Kazayla ilgili başka bir şüphenin de Esenboğa'daki helikopter radarlarında olduğunu söyleyen Destici, Yazıcıoğlu'nun VIP uçuş yaptığını ve bunun uçuş güzergâhının radarda bulunduğunu ifade etti. Bu radarlarda bulunmayan tek kaydın helikopterin Çağlayancerit-Erkilet arası ve düşüş anı olduğunu açıkladı. Destici, "Bizim isteğimiz gerçeğin bir an önce ortaya çıkması." dedi.
Çalınan cihazın şüphelileri, kamera kayıtlarında
BBP lideri Muhsin Yazıcıoğlu ve beraberindeki 5 kişinin hayatını kaybettiği kaza sonrası çalışmalarına başlayan Devlet Denetleme Kurulu (DDK) raporunda dikkat çeken tespitlere yer veriliyor. Raporda, helikopterin uçuş bilgilerinin elde edileceği ARGUS 5000CE cihazının ortadan kaybolması olayıyla ilgili çarpıcı bir şüphe dile getiriliyor. Arama faaliyetlerine katılan ve kara saplandığı açıklanan Kara Kuvvetleri'ne ait Sikorsky helikopterin kaza kırım personelinin, Yazıcıoğlu'nun helikopterinin enkazında faaliyet halinde olduğu vurgulanıyor. Uçuş bilgilerinin bulunduğu cihazın kaybolması ile ilgili olay hatırlatılarak şüpheliler hakkında savcılığın işlem yapması öneriliyor.
Görüntülerde enkaz bölgesindeki faaliyetler de açıkça görülüyor. Kara Kuvvetleri'ne ait Sikorsky helikopter ile TC-HEK enkazı arasında yaklaşık 200 metrelik bir mesafe bulunuyor.
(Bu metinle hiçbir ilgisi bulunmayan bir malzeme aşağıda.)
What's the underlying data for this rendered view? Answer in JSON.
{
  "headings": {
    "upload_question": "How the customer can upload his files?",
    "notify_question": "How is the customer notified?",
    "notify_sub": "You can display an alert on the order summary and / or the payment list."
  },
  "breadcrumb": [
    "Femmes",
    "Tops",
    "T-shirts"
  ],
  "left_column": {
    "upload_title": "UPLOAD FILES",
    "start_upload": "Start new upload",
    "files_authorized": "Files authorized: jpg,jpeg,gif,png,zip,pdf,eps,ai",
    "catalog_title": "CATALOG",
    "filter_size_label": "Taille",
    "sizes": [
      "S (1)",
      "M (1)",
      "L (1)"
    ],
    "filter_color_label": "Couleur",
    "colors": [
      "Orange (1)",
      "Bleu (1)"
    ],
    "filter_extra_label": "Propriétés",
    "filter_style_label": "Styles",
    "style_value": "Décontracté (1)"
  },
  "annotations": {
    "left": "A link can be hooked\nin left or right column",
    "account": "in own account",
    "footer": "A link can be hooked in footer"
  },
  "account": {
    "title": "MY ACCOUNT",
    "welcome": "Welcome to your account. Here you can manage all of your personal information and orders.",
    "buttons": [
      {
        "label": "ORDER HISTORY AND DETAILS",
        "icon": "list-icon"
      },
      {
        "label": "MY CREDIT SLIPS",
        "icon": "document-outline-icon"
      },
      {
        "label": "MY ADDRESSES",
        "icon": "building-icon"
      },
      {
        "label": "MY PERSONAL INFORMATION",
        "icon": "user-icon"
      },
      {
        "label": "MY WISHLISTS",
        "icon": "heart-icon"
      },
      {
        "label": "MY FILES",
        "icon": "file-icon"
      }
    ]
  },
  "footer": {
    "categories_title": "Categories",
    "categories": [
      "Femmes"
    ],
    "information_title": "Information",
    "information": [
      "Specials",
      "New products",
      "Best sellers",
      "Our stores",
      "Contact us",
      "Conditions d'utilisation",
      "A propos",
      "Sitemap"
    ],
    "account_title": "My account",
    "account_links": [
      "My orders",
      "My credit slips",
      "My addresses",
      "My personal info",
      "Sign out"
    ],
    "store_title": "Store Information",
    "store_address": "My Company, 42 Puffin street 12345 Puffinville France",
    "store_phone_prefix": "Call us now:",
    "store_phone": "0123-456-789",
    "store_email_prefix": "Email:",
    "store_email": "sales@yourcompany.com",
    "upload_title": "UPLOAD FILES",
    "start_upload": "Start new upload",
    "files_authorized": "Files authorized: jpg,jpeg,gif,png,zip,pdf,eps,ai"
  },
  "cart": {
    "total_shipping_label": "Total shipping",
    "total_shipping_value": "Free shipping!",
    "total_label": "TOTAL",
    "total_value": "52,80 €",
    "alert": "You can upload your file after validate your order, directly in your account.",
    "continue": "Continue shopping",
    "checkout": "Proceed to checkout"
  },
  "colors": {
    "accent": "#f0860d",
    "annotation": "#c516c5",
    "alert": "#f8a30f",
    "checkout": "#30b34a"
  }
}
Sikorsky helikopter ile düşen helikopter arasında ayak izleri de bariz şekilde görülüyor. Şahısların, helikopter enkazının bulunduğu bölgeye gidip geldiği kameralara yansırken, ayrıca enkaz bölgesinde çalışma yaptıkları da görüntülerden anlaşılıyor. Özellikle bir personelin helikopterin içinde faaliyet halinde olduğu açıkça görülüyor. DDK raporu, 29.3.2009 tarihinden 31.3.2009 günü öğle saatlerine kadar kaza mahallinde bulunan başta Sikorsky helikopterin kaza kırım heyeti olmak üzere tüm şüpheliler hakkında cumhuriyet savcılığınca soruşturma yapılmasını öneriyor. 21 Ocak 2011 tarihinde yayınlanan DDK raporuna göre görüntülerde şüpheli olarak görülen şahıslar ile ilgili henüz bir işlem yapılmadı. Kurulun raporu Kahramanmaraş Cumhuriyet Savcılığı'na da gönderilmişti. 25 Mart 2009 tarihinde saat 15.03'te düşen helikopterin enkazına, Kaza Soruşturma Kurulu ancak 29 Mart 2009 tarihinde ulaşabilmişti. 3 kişiden oluşan kurul ekibi, sadece 35 dakika kaldı. Kurul üyeleri enkaz bölgesi ve kokpitin fotoğrafını çekti. O gün çekilen fotoğrafta uçuş bilgilerini muhafaza eden ARGUS 5000CE cihazı yerinde dururken, iki gün sonra çekilen fotoğrafta ise cihazın yerinde olmadığı ortaya çıkmıştı.